Flint Water Contamination Cover-Up PROVES that Both Local and Federal Governments Actively Conspire to Poison the Population
If you were to suggest to most Americans that certain government agencies either should not exist, or should be dramatically scaled back, chances are good you’d either get some weird stares, or stern insistence that life as we know it would end without such agencies.
Granted, some level of bureaucracy is necessary for a modern society, but in all honesty, many of us have been conditioned by media, academia and governments themselves to believe that without the heavy hand of regulation, the world as we know it would end, and end badly.

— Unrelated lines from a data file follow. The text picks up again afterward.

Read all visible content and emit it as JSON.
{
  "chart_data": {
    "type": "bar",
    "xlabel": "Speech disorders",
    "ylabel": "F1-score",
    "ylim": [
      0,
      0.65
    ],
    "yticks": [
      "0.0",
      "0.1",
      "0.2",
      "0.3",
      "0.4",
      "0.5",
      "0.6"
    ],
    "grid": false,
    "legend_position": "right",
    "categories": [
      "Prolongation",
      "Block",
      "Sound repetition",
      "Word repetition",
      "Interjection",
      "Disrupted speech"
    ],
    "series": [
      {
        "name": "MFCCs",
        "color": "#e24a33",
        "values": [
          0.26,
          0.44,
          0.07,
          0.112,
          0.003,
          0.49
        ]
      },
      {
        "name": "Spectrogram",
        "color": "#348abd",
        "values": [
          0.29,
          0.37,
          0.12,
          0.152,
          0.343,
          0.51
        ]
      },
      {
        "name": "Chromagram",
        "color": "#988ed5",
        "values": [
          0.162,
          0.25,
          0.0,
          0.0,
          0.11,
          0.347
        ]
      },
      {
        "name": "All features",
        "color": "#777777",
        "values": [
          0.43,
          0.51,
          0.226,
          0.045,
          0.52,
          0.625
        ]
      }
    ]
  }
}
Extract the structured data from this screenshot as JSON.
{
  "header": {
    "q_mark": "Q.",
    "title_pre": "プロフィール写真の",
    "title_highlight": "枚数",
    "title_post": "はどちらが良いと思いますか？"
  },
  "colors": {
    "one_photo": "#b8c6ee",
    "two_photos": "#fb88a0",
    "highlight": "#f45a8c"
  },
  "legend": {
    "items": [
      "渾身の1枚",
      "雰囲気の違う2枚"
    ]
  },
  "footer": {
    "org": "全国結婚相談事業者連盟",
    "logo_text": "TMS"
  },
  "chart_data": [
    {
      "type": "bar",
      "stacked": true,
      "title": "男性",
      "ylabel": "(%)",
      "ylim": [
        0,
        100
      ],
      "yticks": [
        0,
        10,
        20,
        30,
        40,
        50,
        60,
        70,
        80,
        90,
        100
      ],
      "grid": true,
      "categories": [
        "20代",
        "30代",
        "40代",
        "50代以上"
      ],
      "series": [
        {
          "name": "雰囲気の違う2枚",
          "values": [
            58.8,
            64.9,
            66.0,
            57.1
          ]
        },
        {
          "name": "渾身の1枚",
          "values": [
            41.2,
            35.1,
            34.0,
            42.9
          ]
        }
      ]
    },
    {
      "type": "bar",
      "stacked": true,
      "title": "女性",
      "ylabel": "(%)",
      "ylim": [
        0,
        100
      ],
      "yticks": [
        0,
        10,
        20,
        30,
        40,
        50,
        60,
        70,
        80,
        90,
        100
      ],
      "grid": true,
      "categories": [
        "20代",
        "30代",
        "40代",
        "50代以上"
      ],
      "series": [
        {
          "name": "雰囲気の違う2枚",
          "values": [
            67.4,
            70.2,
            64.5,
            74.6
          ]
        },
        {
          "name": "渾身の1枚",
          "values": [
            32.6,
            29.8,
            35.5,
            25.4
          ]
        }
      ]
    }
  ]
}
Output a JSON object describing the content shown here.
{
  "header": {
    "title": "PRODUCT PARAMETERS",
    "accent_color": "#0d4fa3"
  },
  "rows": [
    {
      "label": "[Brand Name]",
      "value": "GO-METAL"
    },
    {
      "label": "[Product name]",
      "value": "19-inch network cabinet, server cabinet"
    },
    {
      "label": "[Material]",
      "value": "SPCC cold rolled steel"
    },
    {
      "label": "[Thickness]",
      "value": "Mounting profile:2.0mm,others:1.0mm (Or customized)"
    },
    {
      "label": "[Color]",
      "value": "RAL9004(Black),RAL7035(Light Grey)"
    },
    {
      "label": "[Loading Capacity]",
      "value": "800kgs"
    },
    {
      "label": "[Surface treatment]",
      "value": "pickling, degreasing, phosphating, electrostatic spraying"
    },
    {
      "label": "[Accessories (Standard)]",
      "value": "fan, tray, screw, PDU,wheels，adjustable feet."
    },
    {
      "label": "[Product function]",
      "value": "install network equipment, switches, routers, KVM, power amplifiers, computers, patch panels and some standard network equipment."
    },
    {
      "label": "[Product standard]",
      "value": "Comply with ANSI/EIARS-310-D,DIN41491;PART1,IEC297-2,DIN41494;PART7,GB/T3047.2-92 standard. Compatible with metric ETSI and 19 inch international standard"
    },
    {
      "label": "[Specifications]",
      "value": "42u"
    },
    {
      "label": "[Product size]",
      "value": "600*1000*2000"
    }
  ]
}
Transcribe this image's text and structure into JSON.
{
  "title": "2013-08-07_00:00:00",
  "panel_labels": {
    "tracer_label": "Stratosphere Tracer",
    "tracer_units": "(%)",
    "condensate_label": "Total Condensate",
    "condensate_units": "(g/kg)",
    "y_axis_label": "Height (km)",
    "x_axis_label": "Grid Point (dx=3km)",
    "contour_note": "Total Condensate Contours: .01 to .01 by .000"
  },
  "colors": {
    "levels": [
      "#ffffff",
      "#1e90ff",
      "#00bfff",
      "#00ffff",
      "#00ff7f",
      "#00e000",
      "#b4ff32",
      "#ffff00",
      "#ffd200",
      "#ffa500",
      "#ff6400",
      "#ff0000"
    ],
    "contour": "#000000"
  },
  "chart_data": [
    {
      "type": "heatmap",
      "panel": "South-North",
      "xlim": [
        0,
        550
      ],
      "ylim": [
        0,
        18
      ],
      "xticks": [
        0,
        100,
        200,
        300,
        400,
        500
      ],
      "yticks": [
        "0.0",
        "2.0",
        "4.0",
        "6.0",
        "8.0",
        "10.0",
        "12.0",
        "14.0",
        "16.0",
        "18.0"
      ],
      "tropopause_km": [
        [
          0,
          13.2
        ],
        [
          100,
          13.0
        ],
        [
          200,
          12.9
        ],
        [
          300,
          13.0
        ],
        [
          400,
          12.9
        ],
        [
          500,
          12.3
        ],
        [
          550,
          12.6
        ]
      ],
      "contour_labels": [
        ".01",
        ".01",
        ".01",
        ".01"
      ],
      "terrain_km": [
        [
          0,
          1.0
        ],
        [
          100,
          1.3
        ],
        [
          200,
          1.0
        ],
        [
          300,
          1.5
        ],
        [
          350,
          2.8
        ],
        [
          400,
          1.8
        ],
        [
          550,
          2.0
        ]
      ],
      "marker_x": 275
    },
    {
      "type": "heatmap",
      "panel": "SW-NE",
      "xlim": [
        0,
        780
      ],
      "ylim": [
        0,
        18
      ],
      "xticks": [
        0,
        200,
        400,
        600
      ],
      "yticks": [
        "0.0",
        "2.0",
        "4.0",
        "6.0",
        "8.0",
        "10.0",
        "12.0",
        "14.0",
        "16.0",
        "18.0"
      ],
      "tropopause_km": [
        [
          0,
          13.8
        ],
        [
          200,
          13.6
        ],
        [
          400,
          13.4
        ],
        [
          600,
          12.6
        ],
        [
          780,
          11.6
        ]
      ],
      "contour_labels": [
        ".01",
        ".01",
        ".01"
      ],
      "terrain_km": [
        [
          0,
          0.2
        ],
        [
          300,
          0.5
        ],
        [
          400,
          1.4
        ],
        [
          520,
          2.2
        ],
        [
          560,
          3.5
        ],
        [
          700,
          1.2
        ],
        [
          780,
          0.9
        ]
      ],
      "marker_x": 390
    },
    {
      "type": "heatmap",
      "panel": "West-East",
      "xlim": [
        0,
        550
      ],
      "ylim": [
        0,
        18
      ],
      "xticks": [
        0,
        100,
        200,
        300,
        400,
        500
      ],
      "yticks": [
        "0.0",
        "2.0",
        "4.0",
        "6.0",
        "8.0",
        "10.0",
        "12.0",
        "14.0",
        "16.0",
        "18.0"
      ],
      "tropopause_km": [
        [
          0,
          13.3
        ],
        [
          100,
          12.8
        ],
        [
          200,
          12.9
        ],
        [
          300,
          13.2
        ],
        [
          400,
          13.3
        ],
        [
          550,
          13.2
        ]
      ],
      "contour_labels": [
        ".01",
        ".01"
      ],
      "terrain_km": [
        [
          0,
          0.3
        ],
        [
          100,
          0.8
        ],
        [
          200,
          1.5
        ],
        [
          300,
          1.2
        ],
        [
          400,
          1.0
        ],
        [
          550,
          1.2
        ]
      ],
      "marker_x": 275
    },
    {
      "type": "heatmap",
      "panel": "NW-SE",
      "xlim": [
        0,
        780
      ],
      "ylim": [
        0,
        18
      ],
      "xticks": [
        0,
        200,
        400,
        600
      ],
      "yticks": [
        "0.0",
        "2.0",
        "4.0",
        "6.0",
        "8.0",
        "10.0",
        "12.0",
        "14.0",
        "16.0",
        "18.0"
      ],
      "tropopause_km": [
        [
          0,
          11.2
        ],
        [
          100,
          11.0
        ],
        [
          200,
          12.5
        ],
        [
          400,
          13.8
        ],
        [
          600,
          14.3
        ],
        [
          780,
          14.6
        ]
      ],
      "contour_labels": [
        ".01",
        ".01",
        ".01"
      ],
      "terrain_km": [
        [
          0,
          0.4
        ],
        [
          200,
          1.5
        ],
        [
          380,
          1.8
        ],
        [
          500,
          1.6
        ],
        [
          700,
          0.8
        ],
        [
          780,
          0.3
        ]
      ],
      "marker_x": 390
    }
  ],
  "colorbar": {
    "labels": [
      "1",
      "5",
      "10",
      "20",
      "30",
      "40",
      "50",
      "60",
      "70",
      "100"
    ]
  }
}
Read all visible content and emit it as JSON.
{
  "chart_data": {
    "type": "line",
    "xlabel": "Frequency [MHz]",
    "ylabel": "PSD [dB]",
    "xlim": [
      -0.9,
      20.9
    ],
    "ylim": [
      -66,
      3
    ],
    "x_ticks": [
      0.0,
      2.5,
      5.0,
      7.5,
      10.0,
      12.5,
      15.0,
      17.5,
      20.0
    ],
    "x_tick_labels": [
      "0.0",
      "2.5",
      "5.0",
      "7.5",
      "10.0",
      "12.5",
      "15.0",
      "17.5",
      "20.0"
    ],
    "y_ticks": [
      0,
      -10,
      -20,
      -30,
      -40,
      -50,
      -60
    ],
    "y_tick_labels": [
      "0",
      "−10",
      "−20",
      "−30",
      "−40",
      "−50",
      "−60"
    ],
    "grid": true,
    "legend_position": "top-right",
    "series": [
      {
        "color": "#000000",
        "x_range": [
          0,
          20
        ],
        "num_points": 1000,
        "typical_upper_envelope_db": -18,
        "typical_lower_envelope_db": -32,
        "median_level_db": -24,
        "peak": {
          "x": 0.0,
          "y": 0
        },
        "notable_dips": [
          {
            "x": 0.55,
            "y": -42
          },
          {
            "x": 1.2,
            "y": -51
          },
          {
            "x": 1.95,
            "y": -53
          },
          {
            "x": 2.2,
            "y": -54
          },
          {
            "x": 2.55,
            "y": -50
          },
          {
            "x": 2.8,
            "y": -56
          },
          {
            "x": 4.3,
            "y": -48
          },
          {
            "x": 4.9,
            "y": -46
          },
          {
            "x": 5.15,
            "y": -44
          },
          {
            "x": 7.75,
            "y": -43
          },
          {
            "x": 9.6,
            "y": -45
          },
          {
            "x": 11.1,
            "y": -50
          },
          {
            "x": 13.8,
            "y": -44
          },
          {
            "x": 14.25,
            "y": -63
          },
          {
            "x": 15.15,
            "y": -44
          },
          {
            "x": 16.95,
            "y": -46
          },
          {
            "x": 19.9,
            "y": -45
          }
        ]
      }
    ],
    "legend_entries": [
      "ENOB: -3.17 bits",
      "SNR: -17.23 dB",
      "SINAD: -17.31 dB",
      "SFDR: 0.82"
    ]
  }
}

But just as requiring doctors, lawyers, hair stylists and mechanics to have all sorts of government licensing and certifications has not ended malpractice or poor legal representation and bad service, the existence of a plethora of government agencies micromanaging every aspect of our lives hasn’t led to flawless representation either.
What’s more, many of the same agencies exist at the federal, state and local levels, with responsibilities overlapping so much, that sometimes no one knows who is in charge.
When agencies no longer function as designed, they become useless
Take the still-unfolding lead water scandal in Flint, Michigan. It’s easy to blame city and state environmental control and water quality officials for switching the city’s water supply to a polluted source, while failing to ensure that water was properly treated and sanitized. But the federal agency that is supposed to oversee state and local environmental operations failed miserably in its role, and yet no one has really been held to account for those failures, even though some state and local officials have already been charged with criminal conduct by the Michigan attorney general’s office.
Because you see, that is another problem with too much bureaucracy: Even though it is vital to a modern society (and ensuring that we are drinking clean water most definitely counts as “vital”), when that bureaucracy cannot hold itself accountable to the very people it supposedly serves, then we have a problem with an agency not really fulfilling its obligations to the people.
In the Flint case, in fact, local, state and federal environmental officials basically conspired to cover up the fact that the water was contaminated with levels of lead many thousands of times higher than federal limits, because officials at all three levels of government knew there was a problem – but chose not to act until the news broke in the media.
What good are all the agencies and departments if the personnel who run them are unaccountable? While state and local officials may be held to account, the Environmental Protection Agency regional director, Susan Hedman, was simply allowed to resign, meaning she will likely still be eligible for a fat government (taxpayer) pension, even though she is partially responsible for poisoning scores of children with lead-tainted water in Flint. And what’s more, Flint is hardly the EPA’s only water failure.
The people can do a better job taking care of themselves
As Americans, we have a right to expect that the agencies and departments our tax money pays for are not working to actively circumvent laws, rules and regulations that were put in place to ensure the maximum level of public safety. Water rules that are being violated, when identified, should immediately be corrected, and the offending officials, if they have violated statutes or regulations, be held to account. The same applies to rules concerning air quality, factory and agricultural run-off, and any other environmental protections that were put in place to protect our health, preserve our land and ensure that we leave a viable country to the next generation.
That can’t – and doesn’t – happen when other considerations and concerns, be they political, ideological or financial, get in the way of bureaucrats and public servants doing the job they were hired or appointed to do. The bureaucracy, on some level, is necessary, but it ceases to be effective, and thus becomes unnecessary, when it no longer functions as designed.
It’s hard to say at this juncture where all the chips will fall with regard to the Flint water tragedy, but one thing has become clear: If we can’t trust our agencies at all levels of government to work as designed, then they are of no use to us.
Besides, who’s to say that We the People can’t take better care of ourselves?